U.S. consumer borrowing rose less than forecast in February, restrained by a drop in credit-card debt, according to a Federal Reserve report.
Credit increased $8.7 billion, the least in four months, after a revised $18.6 billion gain in January that was more than initially estimated, Federal Reserve figures showed today in Washington. Economists projected a $12 billion rise in the measure of revolving and non-revolving loans for February, according to the median forecast in a Bloomberg News survey.
Smaller gains in borrowing indicate American households are continuing to pay down debt or are less optimistic about their finances. Another report today showed the economy created fewer jobs than forecast in March, a sign it may take time before consumers become more comfortable taking on debt.
“Credit card borrowing has slowed down a bit,” Aneta Markowska, a senior U.S. economist at Societe Generale in New York, said before the report. “Clearly there was a run up in the past few months related to the holidays, and we’ve seen a pretty meaningful slowdown. The process of repairing consumers’ balance sheets still has farther to go.”
Estimates in the Bloomberg survey of 33 economists ranged from gains of $2 billion to $20 billion.
Payrolls climbed 120,000 in March, the smallest gain in five months, the Labor Department in Washington said today. The median forecast in a Bloomberg survey called for a 205,000 increase. The unemployment rate fell to 8.2 percent from 8.3 percent as people left the labor force.
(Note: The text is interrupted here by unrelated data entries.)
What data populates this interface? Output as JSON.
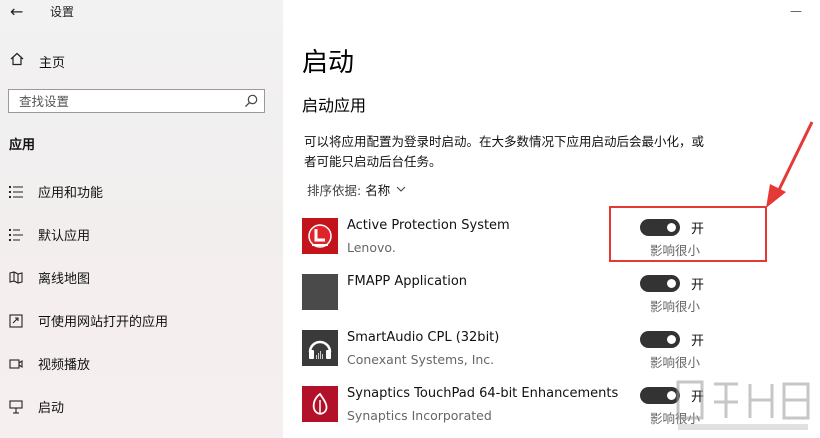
{
  "window": {
    "title": "设置",
    "back_icon": "back-arrow-icon"
  },
  "sidebar": {
    "home_label": "主页",
    "search_placeholder": "查找设置",
    "section_heading": "应用",
    "items": [
      {
        "label": "应用和功能",
        "icon": "apps-features-icon"
      },
      {
        "label": "默认应用",
        "icon": "default-apps-icon"
      },
      {
        "label": "离线地图",
        "icon": "offline-maps-icon"
      },
      {
        "label": "可使用网站打开的应用",
        "icon": "apps-for-websites-icon"
      },
      {
        "label": "视频播放",
        "icon": "video-playback-icon"
      },
      {
        "label": "启动",
        "icon": "startup-icon"
      }
    ]
  },
  "main": {
    "title": "启动",
    "subtitle": "启动应用",
    "description": "可以将应用配置为登录时启动。在大多数情况下应用启动后会最小化，或者可能只启动后台任务。",
    "sort_label": "排序依据:",
    "sort_value": "名称",
    "apps": [
      {
        "name": "Active Protection System",
        "publisher": "Lenovo.",
        "toggle_label": "开",
        "impact": "影响很小",
        "enabled": true
      },
      {
        "name": "FMAPP Application",
        "publisher": "",
        "toggle_label": "开",
        "impact": "影响很小",
        "enabled": true
      },
      {
        "name": "SmartAudio CPL (32bit)",
        "publisher": "Conexant Systems, Inc.",
        "toggle_label": "开",
        "impact": "影响很小",
        "enabled": true
      },
      {
        "name": "Synaptics TouchPad 64-bit Enhancements",
        "publisher": "Synaptics Incorporated",
        "toggle_label": "开",
        "impact": "影响很小",
        "enabled": true
      }
    ]
  },
  "colors": {
    "annotation": "#e53935",
    "toggle_on": "#333333",
    "lenovo_red": "#c4141b",
    "synaptics_red": "#b3102a"
  }
}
The Fed’s statistics showed revolving debt, which comprises credit cards, fell $2.2 billion in February after a $3 billion drop a month earlier.
Non-revolving debt, including educational loans and borrowing for autos and mobile homes, climbed by $10.9 billion in February, the smallest gain in four months, today’s report showed. The Fed’s report doesn’t track debt secured by real estate, such as home equity lines of credit.
Cars and light trucks sold at a 14.3 million annual rate in March, capping the strongest quarter in four years, according to data from Ward’s Automotive Group.
The increase in credit reflected a $300 million non-unadjusted rise to $453.3 billion in the federal government category of borrowing, which includes school loans and has shown bigger gains in recent months.
Even with the slowdown in March, job growth this year has been enough to boost spending. Purchases rose 0.8 percent, the most in seven months, Commerce Department data showed last week.
Consumer confidence is “getting a little better,” Michael Schlotman, chief financial officer at Kroger Co., the largest U.S. grocery chain, said during a March 28 conference. “People who want to spend a little bit more on things inside our store appear to be having a little more confidence, but more budget-minded customer continues to show significant signs of stress.”